Fortunately, you can reverse the harmful belly fat by making healthy dietary modifications.
Twenty young females consumed four weeks of a normal diet as a baseline and then switched to a low-carbohydrate, high-fat, and adequate protein keto diet for another four weeks.
The results showed that, without impairing the cardiorespiratory fitness level, the four-week keto diet intervention significantly reduced body weight and body mass index (BMI).
BMI is a measure that uses your height and weight to work out if your weight is healthy.
What’s more, waist circumference, hip circumference, and body fat percentage was reduced following the keto diet intervention.
These findings suggest that keto diet can be used as a rapid and effective approach to lose weight and reduce abdominal adiposity in overweight/obese Chinese females without exacerbating their cardiorespiratory fitness.
Keto diet – what it involves
The diet aims to force your body into using a different type of fuel.
Instead of relying on sugar (glucose) that comes from carbohydrates (such as grains, legumes, vegetables, and fruits), the keto diet relies on ketone bodies, a type of fuel that the liver produces from stored fat.

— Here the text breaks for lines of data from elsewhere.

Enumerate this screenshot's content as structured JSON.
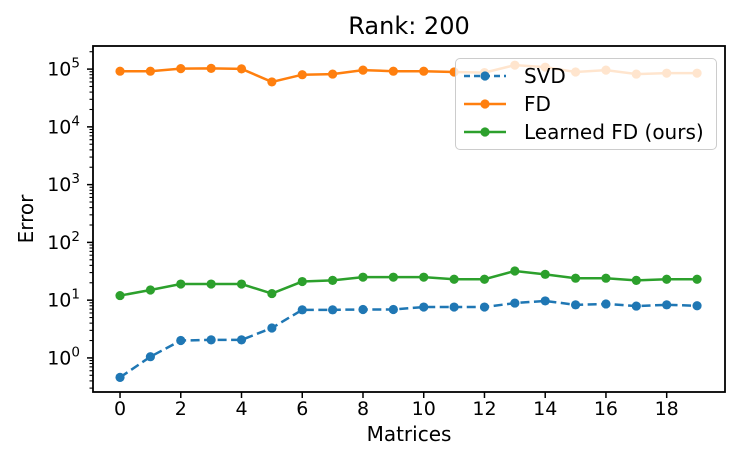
{
  "chart_data": {
    "type": "line",
    "title": "Rank: 200",
    "xlabel": "Matrices",
    "ylabel": "Error",
    "yscale": "log",
    "grid": false,
    "legend_position": "upper right",
    "x": [
      0,
      1,
      2,
      3,
      4,
      5,
      6,
      7,
      8,
      9,
      10,
      11,
      12,
      13,
      14,
      15,
      16,
      17,
      18,
      19
    ],
    "x_ticks": [
      0,
      2,
      4,
      6,
      8,
      10,
      12,
      14,
      16,
      18
    ],
    "y_tick_base": "10",
    "y_tick_exponents": [
      0,
      1,
      2,
      3,
      4,
      5
    ],
    "xlim": [
      -0.89,
      19.92
    ],
    "ylim_log10": [
      -0.59,
      5.4
    ],
    "series": [
      {
        "name": "SVD",
        "color": "#1f77b4",
        "line_style": "dashed",
        "marker": "circle",
        "values": [
          0.46,
          1.05,
          2.0,
          2.05,
          2.05,
          3.3,
          6.8,
          6.8,
          6.9,
          6.9,
          7.6,
          7.6,
          7.6,
          8.9,
          9.7,
          8.3,
          8.6,
          7.9,
          8.3,
          8.0
        ]
      },
      {
        "name": "FD",
        "color": "#ff7f0e",
        "line_style": "solid",
        "marker": "circle",
        "values": [
          92000,
          92000,
          102000,
          103000,
          101000,
          60000,
          80000,
          82000,
          96000,
          92000,
          92000,
          89000,
          87000,
          117000,
          108000,
          89000,
          96000,
          82000,
          85000,
          85000
        ]
      },
      {
        "name": "Learned FD (ours)",
        "color": "#2ca02c",
        "line_style": "solid",
        "marker": "circle",
        "values": [
          12,
          15,
          19,
          19,
          19,
          13,
          21,
          22,
          25,
          25,
          25,
          23,
          23,
          32,
          28,
          24,
          24,
          22,
          23,
          23
        ]
      }
    ]
  }
}
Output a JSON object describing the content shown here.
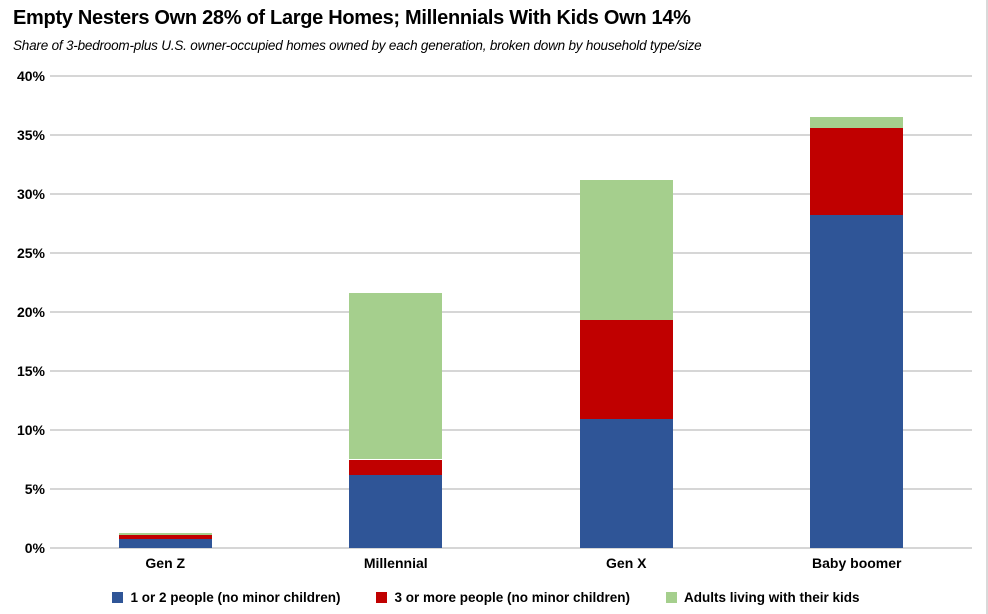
{
  "header": {
    "title": "Empty Nesters Own 28% of Large Homes; Millennials With Kids Own 14%",
    "subtitle": "Share of 3-bedroom-plus U.S. owner-occupied homes owned by each generation, broken down by household type/size"
  },
  "chart_data": {
    "type": "bar",
    "stacked": true,
    "title": "Empty Nesters Own 28% of Large Homes; Millennials With Kids Own 14%",
    "subtitle": "Share of 3-bedroom-plus U.S. owner-occupied homes owned by each generation, broken down by household type/size",
    "categories": [
      "Gen Z",
      "Millennial",
      "Gen X",
      "Baby boomer"
    ],
    "series": [
      {
        "name": "1 or 2 people (no minor children)",
        "color": "#2f5597",
        "values": [
          0.8,
          6.2,
          10.9,
          28.2
        ]
      },
      {
        "name": "3 or more people (no minor children)",
        "color": "#c00000",
        "values": [
          0.3,
          1.3,
          8.4,
          7.4
        ]
      },
      {
        "name": "Adults living with their kids",
        "color": "#a5cf8d",
        "values": [
          0.2,
          14.1,
          11.9,
          0.9
        ]
      }
    ],
    "totals_percent": [
      1.3,
      21.6,
      31.2,
      36.5
    ],
    "ylim": [
      0,
      40
    ],
    "ytick_step": 5,
    "ytick_labels": [
      "0%",
      "5%",
      "10%",
      "15%",
      "20%",
      "25%",
      "30%",
      "35%",
      "40%"
    ],
    "xlabel": "",
    "ylabel": "",
    "grid": true,
    "gridline_color": "#d6d6d6",
    "legend_position": "bottom"
  }
}
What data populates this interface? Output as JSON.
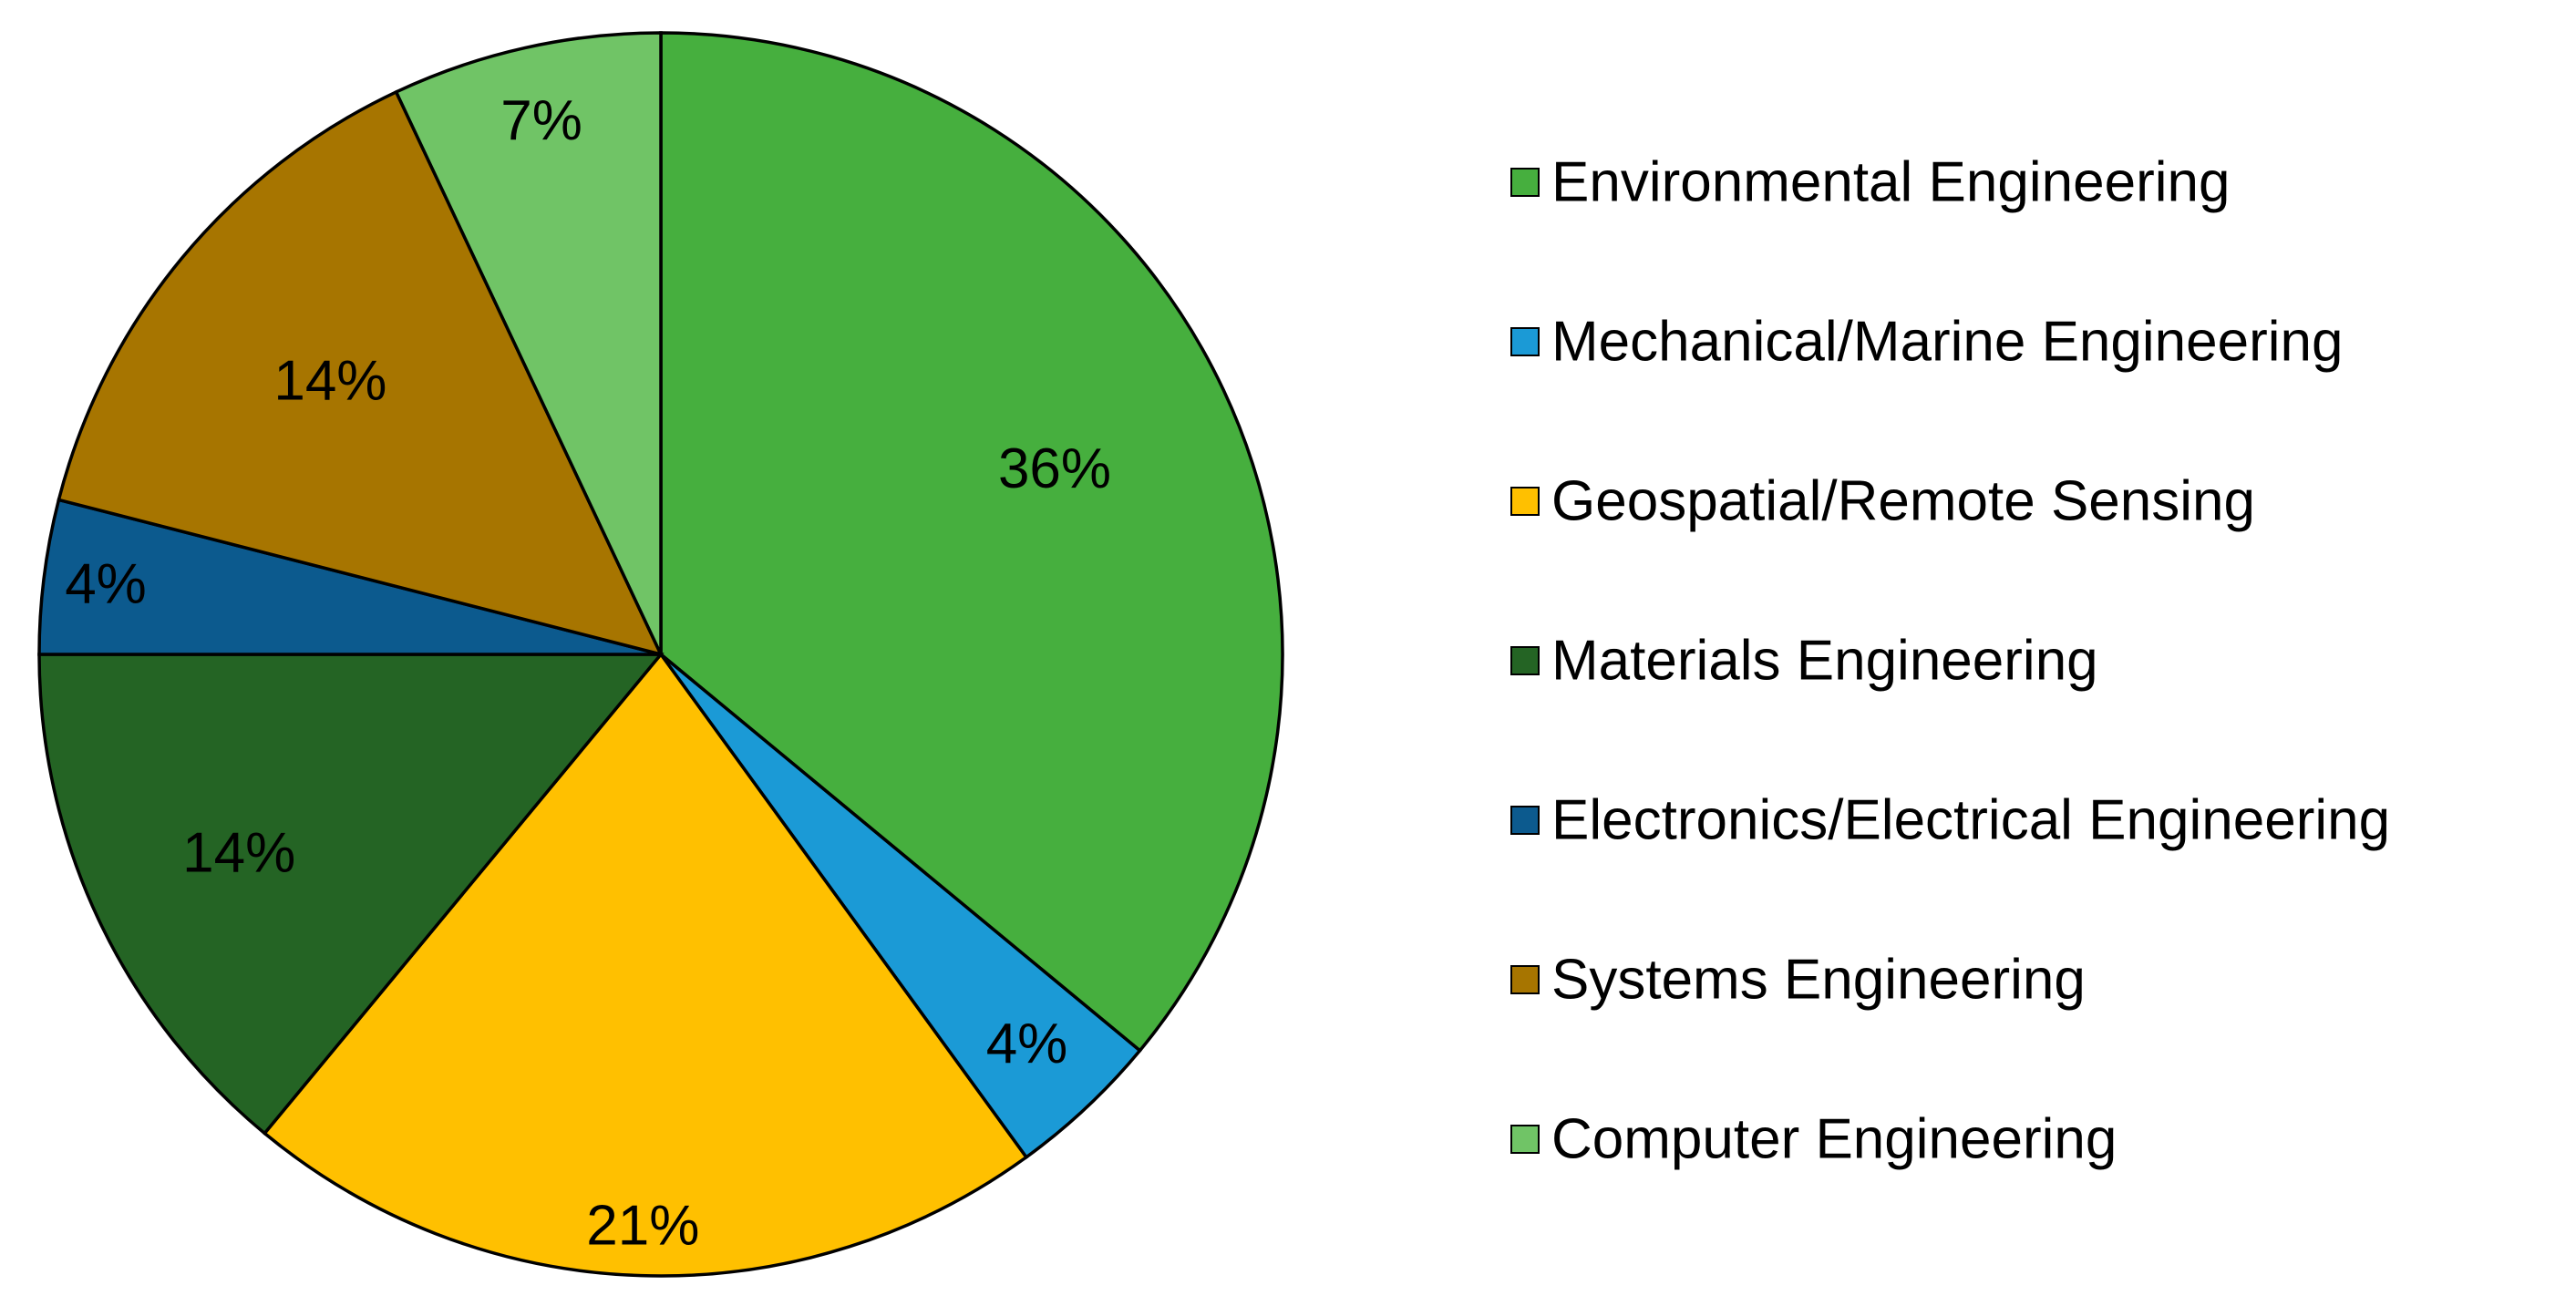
{
  "chart_data": {
    "type": "pie",
    "title": "",
    "legend_position": "right",
    "slices": [
      {
        "label": "Environmental Engineering",
        "value": 36,
        "value_label": "36%",
        "color": "#46AF3E"
      },
      {
        "label": "Mechanical/Marine Engineering",
        "value": 4,
        "value_label": "4%",
        "color": "#1B9AD6"
      },
      {
        "label": "Geospatial/Remote Sensing",
        "value": 21,
        "value_label": "21%",
        "color": "#FFC000"
      },
      {
        "label": "Materials Engineering",
        "value": 14,
        "value_label": "14%",
        "color": "#246424"
      },
      {
        "label": "Electronics/Electrical Engineering",
        "value": 4,
        "value_label": "4%",
        "color": "#0C5A8E"
      },
      {
        "label": "Systems Engineering",
        "value": 14,
        "value_label": "14%",
        "color": "#A77500"
      },
      {
        "label": "Computer Engineering",
        "value": 7,
        "value_label": "7%",
        "color": "#70C466"
      }
    ]
  }
}
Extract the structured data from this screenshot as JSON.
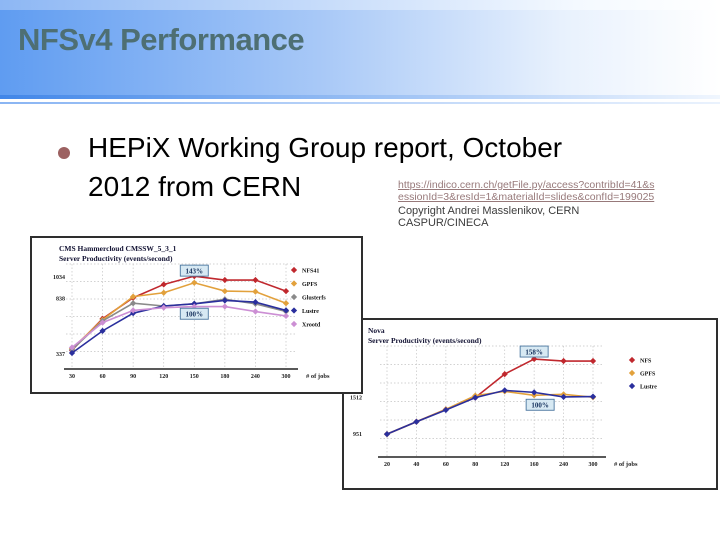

According to the health body, because the keto diet has such a high fat requirement, followers must eat fat at each meal.
You should opt for unsaturated fats, such as nuts (almonds, walnuts), seeds, avocados, tofu, and olive oil.
But saturated fats from oils (palm, coconut), lard, butter, and cocoa butter are encouraged in high amounts.
Protein, which is a key part of the keto diet, has been shown to promote weight loss.
Protein can be a helpful way to lose weight because it makes you feel fuller than carbs and fat do.
If you include a lean source of protein, such as skinless white chicken, in your meals you may find that you’re not as hungry, and so eat less, notes the health body.
Good sources include chicken breast, tuna, mackerel, salmon, eggs, milk, red lentils, chickpeas, brown bread, nuts and soya.
And remember that a portion of protein is about as big as the palm of your hand.
Alternatively, there are lots of protein products on the market, such as supplements and powders, but if you decide to use these make sure you have a trained sports dietitian or nutritionist supervising your diet.